La scorsa settimana mi sono slogata la caviglia e per un po’ di giorni il mio andare è stato zoppicante e soprattutto lento. “Che sfortuna”, qualcuno mi ha detto. “Chissà”. Non solo credo fermamente che qualunque “problema” risolvibile non sia realmente un problema, ma in genere credo anche che le cose spesso succedano per un motivo. Mi è venuta in mente una bellissima storia zen che ogni tanto rileggo.
Il contadino saggio
C’era una volta un contadino cinese, era molto povero, per vivere lavorava duramente la terra con l’aiuto di suo figlio, ma possedeva il grande dono della saggezza.
Un giorno il figlio gli disse:
– Padre che disgrazia, il nostro cavallo è scappato dalla stalla!
– Perchè la chiami disgrazia? rispose il padre!
– Aspettiamo e vediamo cosa succederà nel tempo!
Qualche giorno dopo il cavallo ritornò portando con sè una mandria di cavalli selvatici.
– Padre che fortuna! Esclamò questa volta il ragazzo.
Il nostro cavallo ci ha portato una mandria di cavalli selvatici.
– Perchè la chiami fortuna! rispose il padre. Aspettiamo e vediamo cosa succederà nel tempo.
Qualche giorno dopo, il giovane nel tentativo di addomesticare uno dei cavalli, venne disarcionato
e cadde al suolo fratturandosi una gamba.
– Padre che disgrazia, mi sono fratturato una gamba.
Ma anche questa volta il saggio padre sentenziò:
– Perchè la chiami disgrazia? Aspettiamo e vediamo cosa succede nel tempo.

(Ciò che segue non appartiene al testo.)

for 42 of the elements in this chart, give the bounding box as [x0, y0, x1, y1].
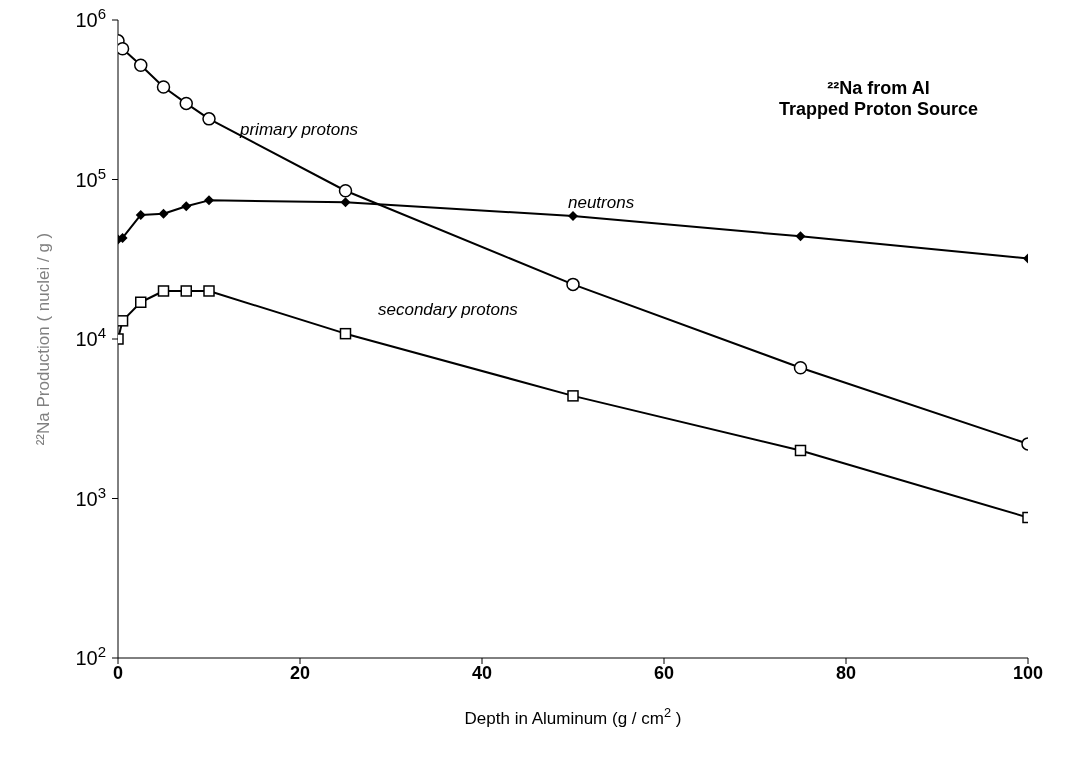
- point: [156, 80, 171, 94]
- x-tick-label: 60: [653, 662, 675, 683]
- y-tick-label: 10$^{4}$: [75, 323, 106, 350]
- series-label: primary protons: [240, 120, 359, 140]
- y-axis-title: ²²Na Production ( nuclei / g ): [34, 232, 54, 446]
- x-tick-label: 80: [835, 662, 857, 683]
- point: [566, 277, 580, 292]
- point: [181, 201, 192, 212]
- point: [118, 42, 130, 56]
- point: [157, 285, 170, 297]
- point: [567, 390, 579, 402]
- text: Trapped Proton Source: [778, 99, 978, 120]
- x-tick-label: 100: [1012, 662, 1044, 683]
- x-axis-title: Depth in Aluminum (g / cm$^{2}$): [464, 704, 682, 728]
- series-label: neutrons: [568, 193, 635, 213]
- x-tick-label: 40: [471, 662, 493, 683]
- point: [134, 58, 148, 73]
- x-tick-label: 0: [112, 662, 124, 683]
- point: [338, 184, 353, 198]
- series-label: secondary protons: [378, 300, 518, 320]
- point: [179, 96, 193, 111]
- point: [180, 285, 192, 297]
- point: [795, 231, 806, 242]
- text: ²²Na from Al: [826, 78, 931, 99]
- x-tick-label: 20: [289, 662, 311, 683]
- point: [135, 209, 146, 220]
- point: [794, 444, 807, 457]
- point: [793, 361, 808, 375]
- point: [204, 195, 214, 206]
- y-tick-label: 10$^{6}$: [75, 4, 106, 31]
- point: [135, 296, 147, 308]
- y-tick-label: 10$^{3}$: [75, 483, 106, 510]
- y-tick-label: 10$^{2}$: [75, 642, 106, 669]
- point: [340, 197, 351, 208]
- point: [118, 315, 129, 327]
- point: [568, 211, 578, 222]
- point: [203, 285, 215, 297]
- point: [339, 327, 352, 340]
- point: [118, 232, 128, 243]
- y-tick-label: 10$^{5}$: [75, 164, 106, 191]
- point: [202, 112, 216, 126]
- point: [158, 208, 169, 219]
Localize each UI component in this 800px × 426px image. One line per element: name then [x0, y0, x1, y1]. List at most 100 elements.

Ma il ragazzo per nulla convinto delle sagge parole del padre, continuava a lamentarsi nel suo letto.
Qualche tempo dopo, passarono per il villaggio gli inviati del re con il compito di reclutare i giovani da inviare in guerra.
Anche la casa del vecchio contadino venne visitata dai soldati reali, ma quando trovarono il giovane a letto, con la gamba immobilizzata, lo lasciarono stare per proseguire il loro cammino.
Qualche tempo dopo scoppiò la guerra e molti giovani morirono nel campo di battaglia, il giovane si salvò a causa della sua gamba zoppa.
Fu così che il giovane capì che non bisogna mai dare per scontato né la disgrazia né la fortuna, ma che bisogna dare tempo al tempo per vedere cosa è bene e cosa è male.
Per via della mia caviglia, per alcuni giorni sono arrivata al lavoro in auto, lasciando a casa il mio mezzo di trasporto preferito, la bicicletta, e nel breve percorso dal parcheggio retrostante la Filanda al nostro ufficio la mia camminata lenta mi ha regalato una prospettiva diversa di questi vecchi affascinanti mattoni. Ma soprattutto mi hanno colpito le porte. La porta ha una dimensione simbolica, in sé racchiude l’idea di separazione e di unione, è soglia che si varca, è apertura a nuove opportunità, chiusura di esperienze o fasi dalle quali ci vogliamo allontanare, ed è passaggio, inteso anche come trasformazione, evoluzione e crescita. Nel loro significato molto concreto, le porte proteggono, e quelle vecchie come quelle della Filanda lo fanno con un’eleganza innata. Così questa settimana, con la caviglia in via di guarigione, non appena il sole ha avuto la meglio sul cielo coperto della prima mattina, mi sono concessa una breve pausa tra questi edifici del 1800 per catturare con la mia macchina fotografica alcune di queste porte.
Vecchie serrature.
Nello spazio che custodiva le carrozze, ora luogo destinato ai piccoli concerti o all’aperitivo che segue gli spettacoli serali.
Dalla scala che porta alla sala grande, dove un tempo si trovavano i macchinari per lavorare i bozzoli.
Il dietro le quinte della sala grande.
Il glicine in fiore e la porta verso la stanza della posta e del book crossing.
Nella stanza della posta.
Nel passaggio verso il portico.
E per concludere, le porte del nostro ufficio.